Outro desdobramento interessante seria integrar os pais no processo. Realizar uma oficina de arte ou um dia de beleza em que as crianças possam levar seus familiares para desenhar juntos, reforçando assim os vínculos familiares e a aceitação das diferenças no âmbito familiar e escolar. Esse tipo de interação entre casa e escola beneficia o desenvolvimento emocional e social das crianças.

Orientações finais sobre o plano:

Ao estruturar o plano de aula, é importante sempre lembrar que cada criança tem seu próprio ritmo e maneira de aprender. Por isso, é essencial que a atividade seja flexível e adaptável às necessidades do grupo. Os educadores devem estar abertos a ouvir os pequenos e a se integrar nas conversas, ajudando a esclarecer dúvidas e a fomentar a curiosidade das crianças sobre suas próprias características e as dos outros.

Além disso, a sensibilidade e o respeito são fundamentais durante toda a atividade. Os educadores devem criar um ambiente seguro onde as crianças possam se sentir livres para expressar suas opiniões e sentimentos, sem medo de julgamentos. Isso fortalece a autoestima e a noção de pertencimento entre os alunos.

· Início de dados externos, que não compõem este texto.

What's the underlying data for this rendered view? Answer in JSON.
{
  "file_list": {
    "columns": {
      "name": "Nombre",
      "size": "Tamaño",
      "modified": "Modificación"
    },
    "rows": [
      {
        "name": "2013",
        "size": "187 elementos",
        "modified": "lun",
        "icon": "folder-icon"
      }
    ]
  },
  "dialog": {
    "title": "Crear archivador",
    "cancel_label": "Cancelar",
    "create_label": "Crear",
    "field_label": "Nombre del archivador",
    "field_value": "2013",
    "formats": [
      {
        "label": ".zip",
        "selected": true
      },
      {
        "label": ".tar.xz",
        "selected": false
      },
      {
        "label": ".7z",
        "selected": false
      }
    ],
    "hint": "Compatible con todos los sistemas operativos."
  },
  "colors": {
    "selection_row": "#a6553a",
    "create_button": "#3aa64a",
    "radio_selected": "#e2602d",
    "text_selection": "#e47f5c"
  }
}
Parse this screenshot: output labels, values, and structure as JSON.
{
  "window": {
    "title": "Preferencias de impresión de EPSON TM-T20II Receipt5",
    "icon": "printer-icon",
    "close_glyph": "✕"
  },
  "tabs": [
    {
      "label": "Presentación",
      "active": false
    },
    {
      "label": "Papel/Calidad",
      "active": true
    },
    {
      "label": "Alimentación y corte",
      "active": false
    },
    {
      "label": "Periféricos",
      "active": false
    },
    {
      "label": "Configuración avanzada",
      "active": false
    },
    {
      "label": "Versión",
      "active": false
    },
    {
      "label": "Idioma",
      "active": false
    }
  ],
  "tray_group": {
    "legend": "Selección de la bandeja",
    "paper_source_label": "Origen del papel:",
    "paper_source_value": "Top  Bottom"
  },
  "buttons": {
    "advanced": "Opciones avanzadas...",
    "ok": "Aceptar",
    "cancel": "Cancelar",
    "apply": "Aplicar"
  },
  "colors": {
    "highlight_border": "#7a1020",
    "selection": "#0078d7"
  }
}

Por último, é sempre bom fazer uma roda de conversa após as atividades para ouvir a opinião das crianças sobre o que aprenderam. Essa reflexão pode ajudar os educadores a ajustarem futuras atividades, garantindo que as experiências girem em torno do que é mais relevante e interessante para os pequenos. A interação na sala de aula deve sempre ser um diálogo e não um monólogo.

5 Sugestões lúdicas sobre este tema:

1. Teatro de Fantoches: Criar um teatro de fantoches onde as crianças podem representar diferentes personagens com características variadas, incentivando a aceitação da diversidade.
2. Caça ao Tesouro de Rostos: Propor uma atividade onde as crianças devem encontrar imagens de rostos em revistas que apresentem diferentes características e colá-las em um mural.
3. Desenho Coletivo: Em um papel grandão, as crianças podem desenhar uma figura genial que represente a verdadeira amizade, onde cada um contribui com um pedaço do desenho, representando suas características.
4. Roda de Cantigas: Criar cantigas que abordem a diversidade e as diferenças de uma maneira divertida, permitindo que as crianças cantem e dancem enquanto aprendem.
5. Jogo das Emoções: Usar cartões com expressões faciais e pedir às crianças que adivinhem a emoção representada, promovendo uma conexão entre as expressões e as diferenças faciais.

Espero que este plano de aula traga muita alegria e aprendizado para as crianças e educadores!